Eine gegenteilige Ausgangslage ergibt sich bei den meisten Sinus-Milieus innerhalb der Oberschicht und oberen Mittelschicht. Sowohl die „Bildungselite“ als auch die „Leistungselite“ und die eher künstlerisch geprägten Milieus setzen auf Standortqualitäten, welche vor wenigen Jahren noch nicht relevant waren. Wichtig dabei sind häufig Kriterien der ökologischen und sozialen Nachhaltigkeit – sowohl beim Immobilienkonzept und bei der Bauweise als auch in der direkten Umgebung. Zudem sind viele dieser Haushalte inzwischen noch stärker international in ihrem Mindset aufgestellt als noch vor wenigen Jahren.
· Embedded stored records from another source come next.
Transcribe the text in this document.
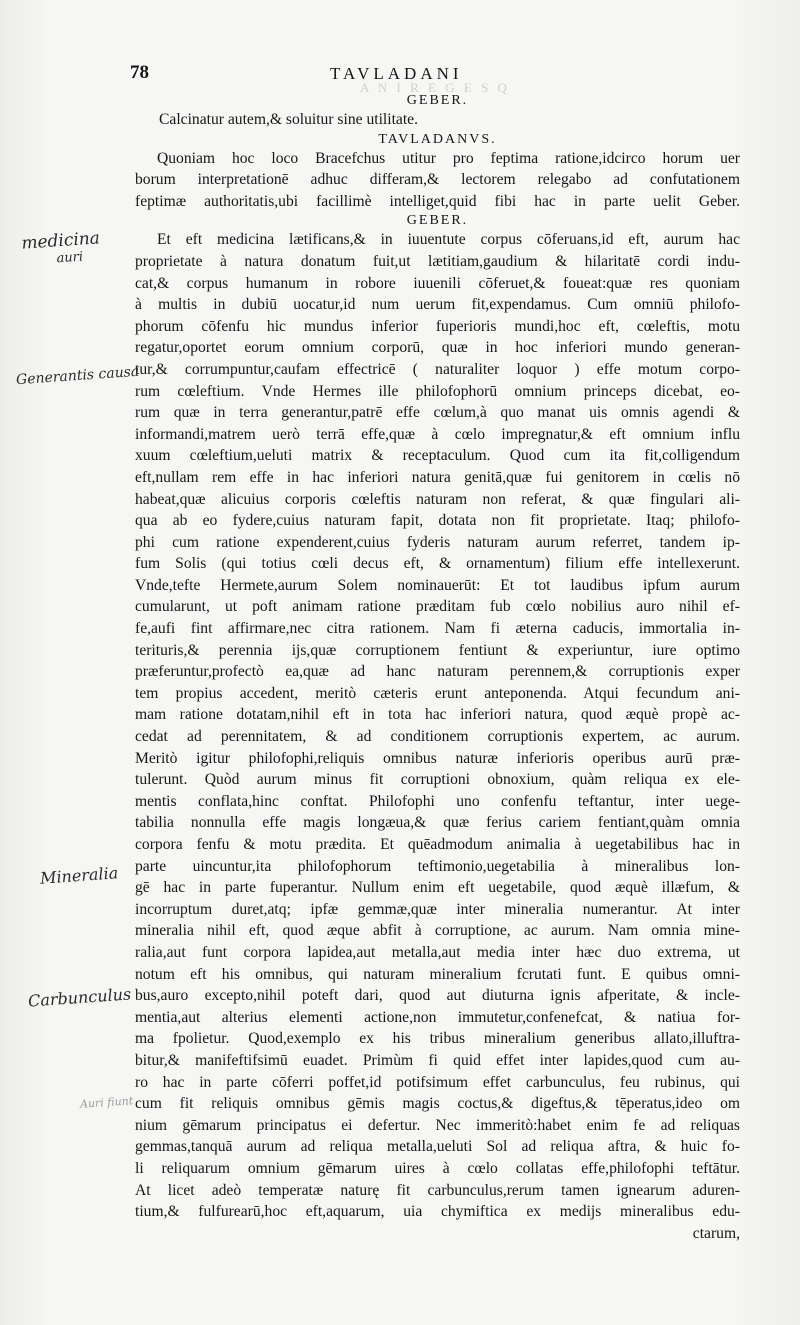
A N I R E G E S Q
78	TAVLADANI
medicina
auri
Generantis causa
Mineralia
Carbunculus
Auri fiunt
GEBER.
Calcinatur autem,& soluitur sine utilitate.
TAVLADANVS.
Quoniam hoc loco Bracefchus utitur pro feptima ratione,idcirco horum uer
borum interpretationē adhuc differam,& lectorem relegabo ad confutationem
feptimæ authoritatis,ubi facillimè intelliget,quid fibi hac in parte uelit Geber.
GEBER.
Et eft medicina lætificans,& in iuuentute corpus cōferuans,id eft, aurum hac
proprietate à natura donatum fuit,ut lætitiam,gaudium & hilaritatē cordi indu-
cat,& corpus humanum in robore iuuenili cōferuet,& foueat:quæ res quoniam
à multis in dubiū uocatur,id num uerum fit,expendamus. Cum omniū philofo-
phorum cōfenfu hic mundus inferior fuperioris mundi,hoc eft, cœleftis, motu
regatur,oportet eorum omnium corporū, quæ in hoc inferiori mundo generan-
tur,& corrumpuntur,caufam effectricē ( naturaliter loquor ) effe motum corpo-
rum cœleftium. Vnde Hermes ille philofophorū omnium princeps dicebat, eo-
rum quæ in terra generantur,patrē effe cœlum,à quo manat uis omnis agendi &
informandi,matrem uerò terrā effe,quæ à cœlo impregnatur,& eft omnium influ
xuum cœleftium,ueluti matrix & receptaculum. Quod cum ita fit,colligendum
eft,nullam rem effe in hac inferiori natura genitā,quæ fui genitorem in cœlis nō
habeat,quæ alicuius corporis cœleftis naturam non referat, & quæ fingulari ali-
qua ab eo fydere,cuius naturam fapit, dotata non fit proprietate. Itaq; philofo-
phi cum ratione expenderent,cuius fyderis naturam aurum referret, tandem ip-
fum Solis (qui totius cœli decus eft, & ornamentum) filium effe intellexerunt.
Vnde,tefte Hermete,aurum Solem nominauerūt: Et tot laudibus ipfum aurum
cumularunt, ut poft animam ratione præditam fub cœlo nobilius auro nihil ef-
fe,aufi fint affirmare,nec citra rationem. Nam fi æterna caducis, immortalia in-
terituris,& perennia ijs,quæ corruptionem fentiunt & experiuntur, iure optimo
præferuntur,profectò ea,quæ ad hanc naturam perennem,& corruptionis exper
tem propius accedent, meritò cæteris erunt anteponenda. Atqui fecundum ani-
mam ratione dotatam,nihil eft in tota hac inferiori natura, quod æquè propè ac-
cedat ad perennitatem, & ad conditionem corruptionis expertem, ac aurum.
Meritò igitur philofophi,reliquis omnibus naturæ inferioris operibus aurū præ-
tulerunt. Quòd aurum minus fit corruptioni obnoxium, quàm reliqua ex ele-
mentis conflata,hinc conftat. Philofophi uno confenfu teftantur, inter uege-
tabilia nonnulla effe magis longæua,& quæ ferius cariem fentiant,quàm omnia
corpora fenfu & motu prædita. Et quēadmodum animalia à uegetabilibus hac in
parte uincuntur,ita philofophorum teftimonio,uegetabilia à mineralibus lon-
gē hac in parte fuperantur. Nullum enim eft uegetabile, quod æquè illæfum, &
incorruptum duret,atq; ipfæ gemmæ,quæ inter mineralia numerantur. At inter
mineralia nihil eft, quod æque abfit à corruptione, ac aurum. Nam omnia mine-
ralia,aut funt corpora lapidea,aut metalla,aut media inter hæc duo extrema, ut
notum eft his omnibus, qui naturam mineralium fcrutati funt. E quibus omni-
bus,auro excepto,nihil poteft dari, quod aut diuturna ignis afperitate, & incle-
mentia,aut alterius elementi actione,non immutetur,confenefcat, & natiua for-
ma fpolietur. Quod,exemplo ex his tribus mineralium generibus allato,illuftra-
bitur,& manifeftifsimū euadet. Primùm fi quid effet inter lapides,quod cum au-
ro hac in parte cōferri poffet,id potifsimum effet carbunculus, feu rubinus, qui
cum fit reliquis omnibus gēmis magis coctus,& digeftus,& tēperatus,ideo om
nium gēmarum principatus ei defertur. Nec immeritò:habet enim fe ad reliquas
gemmas,tanquā aurum ad reliqua metalla,ueluti Sol ad reliqua aftra, & huic fo-
li reliquarum omnium gēmarum uires à cœlo collatas effe,philofophi teftātur.
At licet adeò temperatæ naturę fit carbunculus,rerum tamen ignearum aduren-
tium,& fulfurearū,hoc eft,aquarum, uia chymiftica ex medijs mineralibus edu-
ctarum,
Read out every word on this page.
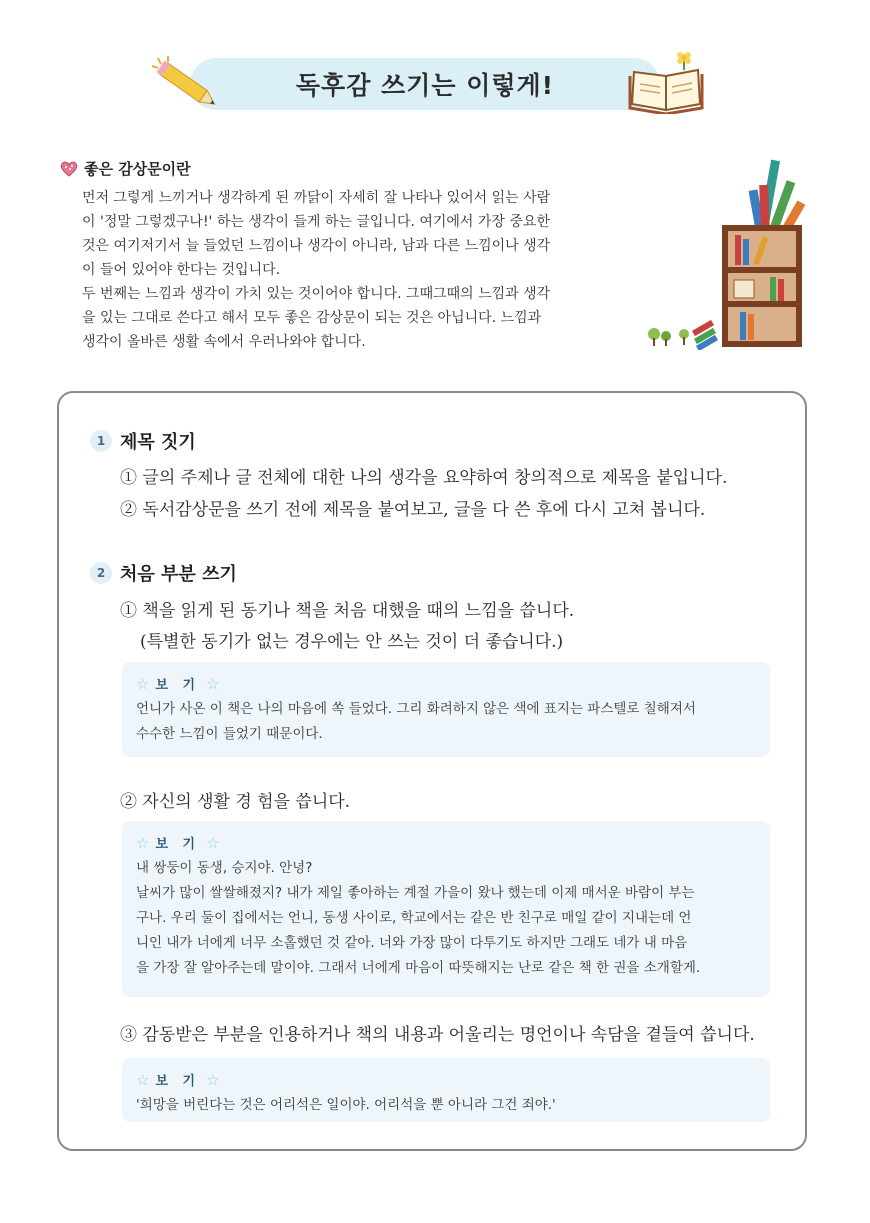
독후감 쓰기는 이렇게!
좋은 감상문이란
먼저 그렇게 느끼거나 생각하게 된 까닭이 자세히 잘 나타나 있어서 읽는 사람
이 '정말 그렇겠구나!' 하는 생각이 들게 하는 글입니다. 여기에서 가장 중요한
것은 여기저기서 늘 들었던 느낌이나 생각이 아니라, 남과 다른 느낌이나 생각
이 들어 있어야 한다는 것입니다.
두 번째는 느낌과 생각이 가치 있는 것이어야 합니다. 그때그때의 느낌과 생각
을 있는 그대로 쓴다고 해서 모두 좋은 감상문이 되는 것은 아닙니다. 느낌과
생각이 올바른 생활 속에서 우러나와야 합니다.
1 제목 짓기
① 글의 주제나 글 전체에 대한 나의 생각을 요약하여 창의적으로 제목을 붙입니다.
② 독서감상문을 쓰기 전에 제목을 붙여보고, 글을 다 쓴 후에 다시 고쳐 봅니다.
2 처음 부분 쓰기
① 책을 읽게 된 동기나 책을 처음 대했을 때의 느낌을 씁니다.
(특별한 동기가 없는 경우에는 안 쓰는 것이 더 좋습니다.)
☆ 보 기 ☆
언니가 사온 이 책은 나의 마음에 쏙 들었다. 그리 화려하지 않은 색에 표지는 파스텔로 칠해져서
수수한 느낌이 들었기 때문이다.
② 자신의 생활 경 험을 씁니다.
☆ 보 기 ☆
내 쌍둥이 동생, 승지야. 안녕?
날씨가 많이 쌀쌀해졌지? 내가 제일 좋아하는 계절 가을이 왔나 했는데 이제 매서운 바람이 부는
구나. 우리 둘이 집에서는 언니, 동생 사이로, 학교에서는 같은 반 친구로 매일 같이 지내는데 언
니인 내가 너에게 너무 소홀했던 것 같아. 너와 가장 많이 다투기도 하지만 그래도 네가 내 마음
을 가장 잘 알아주는데 말이야. 그래서 너에게 마음이 따뜻해지는 난로 같은 책 한 권을 소개할게.
③ 감동받은 부분을 인용하거나 책의 내용과 어울리는 명언이나 속담을 곁들여 씁니다.
☆ 보 기 ☆
'희망을 버린다는 것은 어리석은 일이야. 어리석을 뿐 아니라 그건 죄야.'
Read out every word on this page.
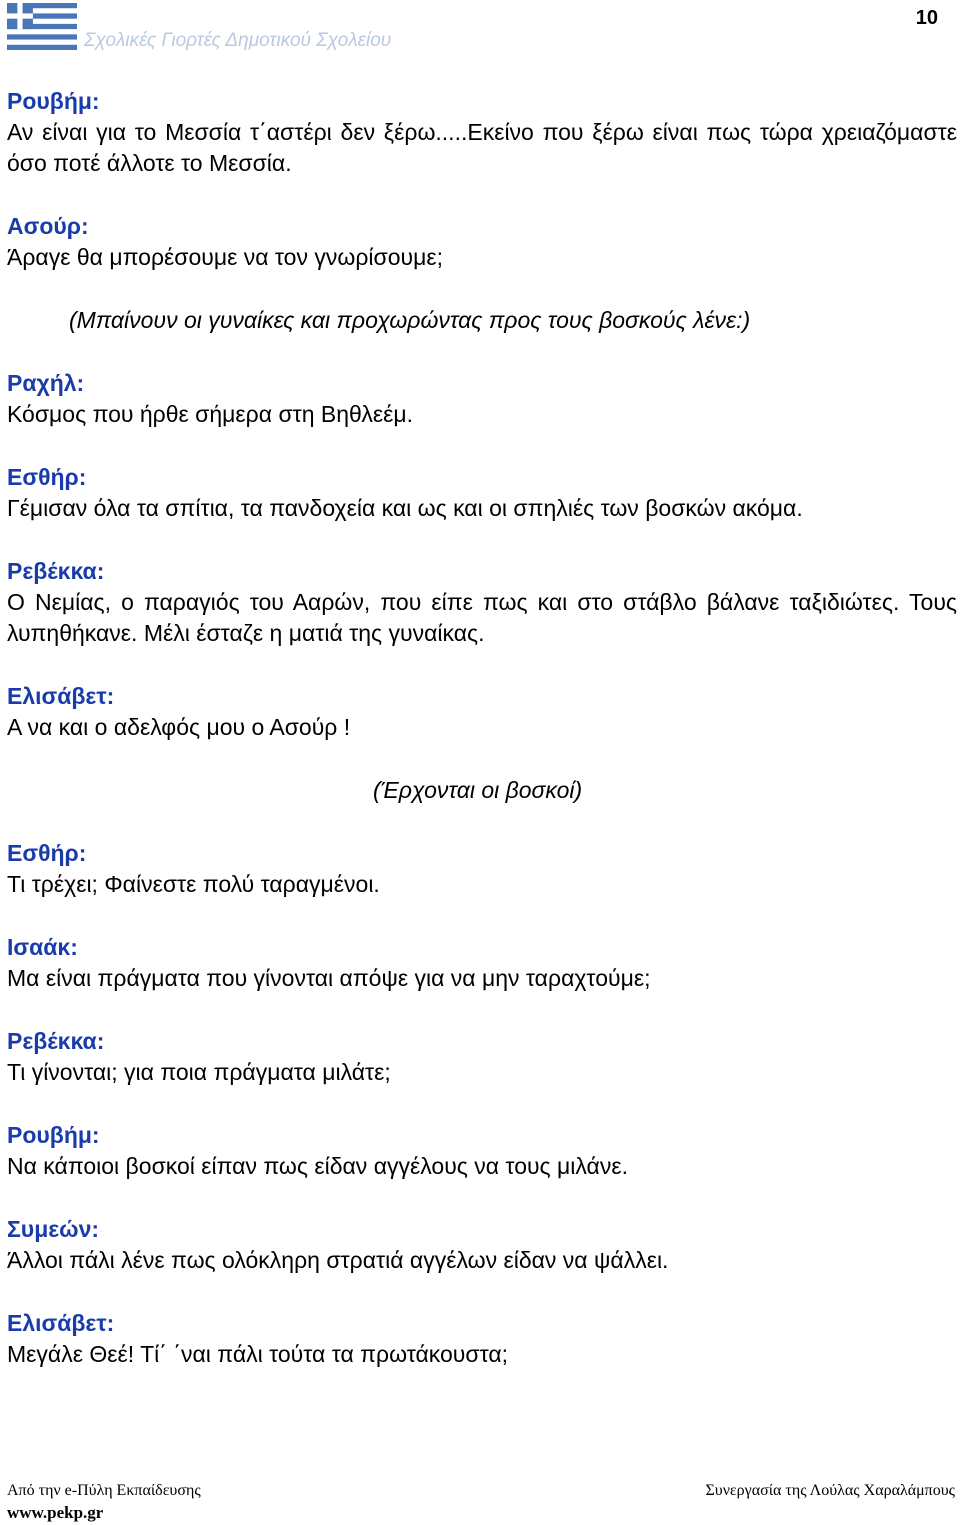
Σχολικές Γιορτές Δημοτικού Σχολείου
10
Ρουβήμ:
Αν είναι για το Μεσσία τ΄αστέρι δεν ξέρω.....Εκείνο που ξέρω είναι πως τώρα χρειαζόμαστε όσο ποτέ άλλοτε το Μεσσία.
Ασούρ:
Άραγε θα μπορέσουμε να τον γνωρίσουμε;
(Μπαίνουν οι γυναίκες και προχωρώντας προς τους βοσκούς λένε:)
Ραχήλ:
Κόσμος που ήρθε σήμερα στη Βηθλεέμ.
Εσθήρ:
Γέμισαν όλα τα σπίτια, τα πανδοχεία και ως και οι σπηλιές των βοσκών ακόμα.
Ρεβέκκα:
Ο Νεμίας, ο παραγιός του Ααρών, που είπε πως και στο στάβλο βάλανε ταξιδιώτες. Τους λυπηθήκανε. Μέλι έσταζε η ματιά της γυναίκας.
Ελισάβετ:
Α να και ο αδελφός μου ο Ασούρ !
(Έρχονται οι βοσκοί)
Εσθήρ:
Τι τρέχει; Φαίνεστε πολύ ταραγμένοι.
Ισαάκ:
Μα είναι πράγματα που γίνονται απόψε για να μην ταραχτούμε;
Ρεβέκκα:
Τι γίνονται; για ποια πράγματα μιλάτε;
Ρουβήμ:
Να κάποιοι βοσκοί είπαν πως είδαν αγγέλους να τους μιλάνε.
Συμεών:
Άλλοι πάλι λένε πως ολόκληρη στρατιά αγγέλων είδαν να ψάλλει.
Ελισάβετ:
Μεγάλε Θεέ! Τί΄ ΄ναι πάλι τούτα τα πρωτάκουστα;
Από την e-Πύλη Εκπαίδευσης
www.pekp.gr
Συνεργασία της Λούλας Χαραλάμπους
Für einen Projektentwickler mit Fokus auf eher vermögende Zielgruppen kann ein prüfender Blick sehr hilfreich sein, ob die Schule in der Nachbarschaft mit Sprachkursen auf Mandarin punkten kann oder Rugby zu den Sportarten zählt, die Vereine vor Ort anbieten.
Was letztlich die wichtigen preisbildenden Standortfaktoren sind, entscheidet sich aus der Lebenswirklichkeit der Zielgruppen heraus. Dementsprechend sollten Immobilienentwickler ihre Konzepte auf die existierenden Milieus anpassen – und nicht etwa erwarten, dass die gewünschte Zielgruppe vom eigenen Projekt angezogen wird und freiwillig in eine Nachbarschaft zieht, die eigentlich nicht zu ihr passt. Die Königsdisziplin der Quartiersentwicklung besteht allerdings darin, möglichst viele verschiedene geeignete Zielgruppen mit unterschiedlichen wirtschaftlichen und gesellschaftlichen Hintergründen zu identifizieren und darauf aufbauend ein zeitgemäßes Quartierskonzept zu entwickeln, das die Interessen aller berücksichtigt. Wo es an Infrastruktur fehlt, sollte diese zudem gezielt innerhalb des Quartiers geschaffen werden. Diese Faktoren zu ignorieren – oder aber sie zu belächeln – wäre für die langfristige Zukunftsfähigkeit des Projekts sehr problematisch.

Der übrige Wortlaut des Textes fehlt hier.